Database Systems course admins would like to know the average mark of each semester. Define a
SQL view Q9(year, term, average_mark) to help them monitor the average mark each semester. Each tuple in the view should contain the following:

  • the year (Semesters.year) of the semester
  • the term (Semesters.term)
  • the average mark of students enrolled in this course this semester as numeric(4,2)

Database Systems has value ‘Database Systems’ in the Subjects.name field. You can find the information about all the course offerings for a given subject from Courses. You should calculate the average mark of enrolled students for a course offering from the table Course_enrolments.

  • There are two subjects that share the same name “Database Systems”, and we do not distinguish them in this question. In consequence, you may find more than one course for a single semester. In such case, there is no student enrolling in more than one course.
  • When calculating the average marks, only consider not null mark records.
  • Only consider the semesters which have ‘Database Systems’.


Define SQL view Q10(year, num, unit), which gives, for each unit, the year with the greatest number of distinct international students enrolled, and the number of distinct international students enrolled for that year. The view should return the following details about each unit:

  • year should be taken from Semesters.year field.
  • num counts the total number of international students enrolled.
  • unit should be taken from OrgUnits.longname field.


  • You should ignore the units with no international student.
  • In the case of ties, the same unit with different years should all be included in the result.
  • We only count program enrolments when considering the number of student enrolments per unit for that year.


Define SQL view Q11(unswid,name,avg_mark), which gives the unswid and name of students with the top 10 highest rankings in semester 2011 S1. Students’ rankings are ordered by avg_mark (i.e., the average mark of all the courses completed in 2011 S1) from highest to lowest. A student must be a full-time student (complete at least 3 courses in 2011 S1) in order to calculate his/her avg_mark. If there are multiple students with the same avg_mark, they have the samerank, which means your view may contain more than 10 rows. The view should return the following details about each student:

  • unswid should be taken from People.unswid field.
  • name should be taken from People.name field.
  • avg_mark as numeric (4,2).

Note that for this problem:

  • To complete a course, we only consider the students who receive a mark for the course taken.
    You may use Course_enrolments.mark ]= 0 to retrieve a list of valid students.
  • To calculate avg_mark, only consider the courses taken in 2011 S1.
  • rank is with gaps. i.e., if there are 2 students ranking first, the third student will be ranked as third.
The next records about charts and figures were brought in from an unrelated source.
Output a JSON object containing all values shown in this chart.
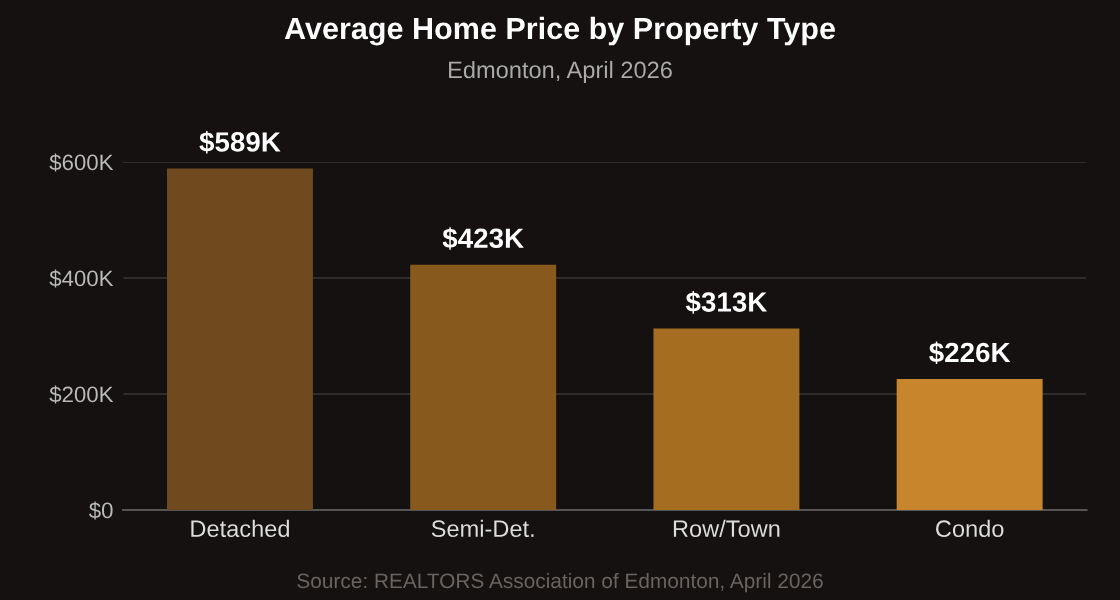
{
  "chart_data": {
    "type": "bar",
    "title": "Average Home Price by Property Type",
    "subtitle": "Edmonton, April 2026",
    "categories": [
      "Detached",
      "Semi-Det.",
      "Row/Town",
      "Condo"
    ],
    "values": [
      589000,
      423000,
      313000,
      226000
    ],
    "colors": [
      "#6f4a1e",
      "#87591d",
      "#a56d20",
      "#c8862c"
    ],
    "value_labels": [
      "$589K",
      "$423K",
      "$313K",
      "$226K"
    ],
    "ylim": [
      0,
      600000
    ],
    "yticks": [
      {
        "value": 0,
        "label": "$0"
      },
      {
        "value": 200000,
        "label": "$200K"
      },
      {
        "value": 400000,
        "label": "$400K"
      },
      {
        "value": 600000,
        "label": "$600K"
      }
    ],
    "grid": "y",
    "legend": false,
    "annotations": [
      "Source: REALTORS Association of Edmonton, April 2026"
    ]
  }
}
The university is interested in the Lecture Theatre usage status of the “Mathews Building” in 2010 S1. So please define SQL view Q12(unswid,longname,rate), which gives the distinct room id and name of all the Lecture Theatre in Matthews building with the highest usage rate of the classes that use this theatre. The view should return the following details about each theatre:

  • unswid should be taken from Rooms.unswid field.
  • longname should be taken from Rooms.longname field.
  • rate as numeric (4,2)


  • If a lecture theatre is not used by any class, the usage rate of that theatre would be 0.00.
  • The rate is calculated as dividing the total number of distinct students enrolled in a class by the total capacity of the theatre.